Adapun belajar itu sendiri dapat didefinisikan antara lain:
1.      Hilgard mengatakan :Learning is the proses by which an activity originates as changed through training procedures (whether in the laboratory or in the natural environment). Belajar adalah proses yang melahirkan atau mengubah suatu kegiatan melalui jalan latihan (apakah dalam laboratorium atau dalam Iingkungan alamiah).
2.      Morgan, belajar adalah setiap perubahan yang relative menetap dalam tingkah laku yang terjadi sebagai suatu hasil dari latihan atau pengalaman.
3.      James P. Chaplin, learning (hal belajar, pengetahuan), yang berarti perolehan dari sembarang perubahan yang relative permanent dalam tingkah laku sebagai hasil praktek atualisai pengalaman.

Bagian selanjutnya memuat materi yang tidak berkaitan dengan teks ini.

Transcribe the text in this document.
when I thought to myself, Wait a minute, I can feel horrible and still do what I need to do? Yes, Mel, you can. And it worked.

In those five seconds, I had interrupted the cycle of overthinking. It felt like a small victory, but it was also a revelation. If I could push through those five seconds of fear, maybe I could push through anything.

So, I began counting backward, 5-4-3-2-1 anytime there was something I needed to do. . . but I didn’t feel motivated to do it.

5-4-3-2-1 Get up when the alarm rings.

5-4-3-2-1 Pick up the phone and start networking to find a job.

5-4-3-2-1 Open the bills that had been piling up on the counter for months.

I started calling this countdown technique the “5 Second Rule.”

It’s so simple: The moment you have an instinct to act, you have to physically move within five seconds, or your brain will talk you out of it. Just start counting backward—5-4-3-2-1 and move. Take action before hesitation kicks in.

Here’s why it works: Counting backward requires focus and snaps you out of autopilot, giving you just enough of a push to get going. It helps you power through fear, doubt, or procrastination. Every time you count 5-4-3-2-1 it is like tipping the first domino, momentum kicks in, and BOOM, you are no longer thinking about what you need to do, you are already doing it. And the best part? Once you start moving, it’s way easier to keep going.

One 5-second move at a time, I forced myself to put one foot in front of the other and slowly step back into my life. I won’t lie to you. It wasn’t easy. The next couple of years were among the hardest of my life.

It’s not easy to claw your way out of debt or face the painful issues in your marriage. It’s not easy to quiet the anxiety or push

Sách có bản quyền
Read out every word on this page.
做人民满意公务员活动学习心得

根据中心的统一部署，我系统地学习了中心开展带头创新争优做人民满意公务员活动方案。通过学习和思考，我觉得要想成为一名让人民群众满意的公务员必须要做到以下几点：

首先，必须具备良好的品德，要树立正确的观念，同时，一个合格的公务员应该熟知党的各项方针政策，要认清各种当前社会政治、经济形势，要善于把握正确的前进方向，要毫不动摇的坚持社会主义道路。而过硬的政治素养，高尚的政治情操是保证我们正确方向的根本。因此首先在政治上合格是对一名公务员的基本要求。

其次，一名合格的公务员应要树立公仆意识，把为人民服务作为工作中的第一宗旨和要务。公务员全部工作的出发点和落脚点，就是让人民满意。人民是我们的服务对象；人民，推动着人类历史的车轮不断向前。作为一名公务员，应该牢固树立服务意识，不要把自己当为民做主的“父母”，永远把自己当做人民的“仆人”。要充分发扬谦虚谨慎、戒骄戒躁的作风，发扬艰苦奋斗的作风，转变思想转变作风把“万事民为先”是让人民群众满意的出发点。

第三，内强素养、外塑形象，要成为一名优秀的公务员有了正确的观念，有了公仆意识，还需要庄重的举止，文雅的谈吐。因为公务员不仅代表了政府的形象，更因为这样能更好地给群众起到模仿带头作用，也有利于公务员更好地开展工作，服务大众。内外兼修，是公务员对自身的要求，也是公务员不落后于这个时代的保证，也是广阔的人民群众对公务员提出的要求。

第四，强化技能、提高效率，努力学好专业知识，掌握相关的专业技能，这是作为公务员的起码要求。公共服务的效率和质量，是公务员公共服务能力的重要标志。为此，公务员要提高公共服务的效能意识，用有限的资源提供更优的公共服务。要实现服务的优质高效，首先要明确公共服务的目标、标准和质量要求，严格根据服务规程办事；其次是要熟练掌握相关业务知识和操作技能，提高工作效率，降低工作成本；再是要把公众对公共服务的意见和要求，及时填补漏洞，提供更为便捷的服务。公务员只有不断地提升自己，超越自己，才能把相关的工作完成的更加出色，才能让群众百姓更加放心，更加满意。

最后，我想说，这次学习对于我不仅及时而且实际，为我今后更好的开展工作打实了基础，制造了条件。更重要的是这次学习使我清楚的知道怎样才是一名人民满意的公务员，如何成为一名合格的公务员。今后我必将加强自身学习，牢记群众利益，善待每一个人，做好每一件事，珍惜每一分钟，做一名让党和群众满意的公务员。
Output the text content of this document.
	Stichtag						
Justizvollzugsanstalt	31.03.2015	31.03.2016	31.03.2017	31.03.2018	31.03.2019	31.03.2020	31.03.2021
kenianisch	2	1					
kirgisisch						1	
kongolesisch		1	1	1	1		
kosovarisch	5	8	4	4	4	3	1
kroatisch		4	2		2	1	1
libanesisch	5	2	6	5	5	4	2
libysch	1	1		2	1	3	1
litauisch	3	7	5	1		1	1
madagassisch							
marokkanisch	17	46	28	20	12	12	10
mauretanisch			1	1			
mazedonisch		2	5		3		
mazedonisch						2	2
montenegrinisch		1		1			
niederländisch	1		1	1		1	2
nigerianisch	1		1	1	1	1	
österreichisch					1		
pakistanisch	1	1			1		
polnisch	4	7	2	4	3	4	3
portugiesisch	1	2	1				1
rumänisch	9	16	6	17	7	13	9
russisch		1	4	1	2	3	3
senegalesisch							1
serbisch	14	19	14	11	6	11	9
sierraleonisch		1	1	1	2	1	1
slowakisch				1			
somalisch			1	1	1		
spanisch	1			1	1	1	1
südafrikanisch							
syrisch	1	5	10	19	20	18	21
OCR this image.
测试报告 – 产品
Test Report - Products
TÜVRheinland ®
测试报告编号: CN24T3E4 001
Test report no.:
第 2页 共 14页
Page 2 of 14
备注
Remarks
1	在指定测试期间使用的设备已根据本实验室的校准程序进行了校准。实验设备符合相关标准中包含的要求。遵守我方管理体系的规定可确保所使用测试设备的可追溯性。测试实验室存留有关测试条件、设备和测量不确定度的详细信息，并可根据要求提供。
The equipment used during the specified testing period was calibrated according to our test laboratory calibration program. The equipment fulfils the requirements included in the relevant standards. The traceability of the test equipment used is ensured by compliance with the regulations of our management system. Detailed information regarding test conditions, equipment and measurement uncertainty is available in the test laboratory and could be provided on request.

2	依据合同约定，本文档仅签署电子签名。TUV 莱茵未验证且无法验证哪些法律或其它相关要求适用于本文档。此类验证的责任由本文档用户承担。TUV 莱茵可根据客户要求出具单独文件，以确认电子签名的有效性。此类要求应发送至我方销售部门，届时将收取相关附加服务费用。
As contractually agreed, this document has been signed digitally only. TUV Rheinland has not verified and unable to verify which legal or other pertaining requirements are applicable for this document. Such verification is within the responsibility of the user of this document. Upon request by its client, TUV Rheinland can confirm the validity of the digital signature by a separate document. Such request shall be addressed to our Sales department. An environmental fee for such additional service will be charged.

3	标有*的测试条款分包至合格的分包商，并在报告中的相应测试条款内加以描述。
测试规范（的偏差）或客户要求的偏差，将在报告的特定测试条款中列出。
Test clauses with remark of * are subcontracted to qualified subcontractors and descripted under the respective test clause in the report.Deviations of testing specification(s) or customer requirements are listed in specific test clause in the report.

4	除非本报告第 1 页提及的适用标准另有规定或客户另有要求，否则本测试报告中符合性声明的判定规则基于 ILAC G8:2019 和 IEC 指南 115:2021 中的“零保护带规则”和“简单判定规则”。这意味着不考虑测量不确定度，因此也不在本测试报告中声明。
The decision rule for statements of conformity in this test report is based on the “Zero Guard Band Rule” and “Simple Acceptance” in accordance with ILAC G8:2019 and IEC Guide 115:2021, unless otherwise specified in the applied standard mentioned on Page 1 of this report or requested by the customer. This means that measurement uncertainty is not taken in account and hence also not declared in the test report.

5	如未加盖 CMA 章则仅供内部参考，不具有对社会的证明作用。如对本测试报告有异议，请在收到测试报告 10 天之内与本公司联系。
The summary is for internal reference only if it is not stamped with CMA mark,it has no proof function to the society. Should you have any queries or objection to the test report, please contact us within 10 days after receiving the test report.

Dari beberapa pengertian belajar tersebut, Sumadi Suryabrata menyimpulkan:
a) Bahwa belajar itu membawa perubahan (dalam anti behavioral changed, aktual maupun potensial.
b) Bahwa perubahan itu ada pokoknya adalah didapatkannya kecakapan baru.
c) Bahwa perubahan itu terjadi karena usaha (dengan sengaja).
            Dikatakan belajar apabila membawa suatu perubahan pada individu yang belajar. Perubahan itu tidak hanya mengenai jumlah pengetahuan, melainkan juga dalam bentuk kecakapan, kebiasaan, sikap, pengertian, penghargaan, minat, penyesuaian diri. Pendeknya mengenai segala aspek organisme atau pribadi seseorang. Karena itu seorang yang belajar ia tidak sama lagi dengan saat sebelumnya, karena ia lebih sanggup menghadapi kesulitan memecahkan masalah atau menyesuaikan diri dengan keadaan. Ia tidak hanya bertambah pengetahuannya, akan tetapi dapat pula menerapkanya secara fungsional dalam situasi hidupnya.
            Dalam hubungan dengan usaha pendidikan, maka belajar adalah key term (istilah kunci) yang paling vital dalam setiap usaha pendidikan sehingga tanpa belajar sesungguhnya tak pernah ada pendidikan. Sebagai suatu proses, belajar selalu mendapat tempat yang luas dalam berbagai disiplin ilmu pendidikan dan psikologis belajar.
Sejalan dengan fase-fase perkembangan pada manusia sejak dari masa kanak-kanak sampai masa tua, dikemukakan oleh Havinghurst yang dikutip oleh Made Pidarta, yaitu:
1. Fase perkembangan masa kanak-kanak
2. Fase perkembangan masa anak
3. Fase perkembangan masa remaja
4. Fase perkembangan masa dewasa awal
5. Fase perkembangan masa setengah baya
6. Fase perkembangan masa tua
            Untuk memenuhi tugas-tugas pada setiap fase tersebut, dicapai melalui belajar. Berangkat dari fenomena ini muncullah konsep belajar untuk memberikan layanan-layanan dan prioritas bagi mereka yang tidak lagi belajar pada pendidikan diri dan turut berpartisipasi di dalam aktivitas kehidupan di lingkungan masyarakat.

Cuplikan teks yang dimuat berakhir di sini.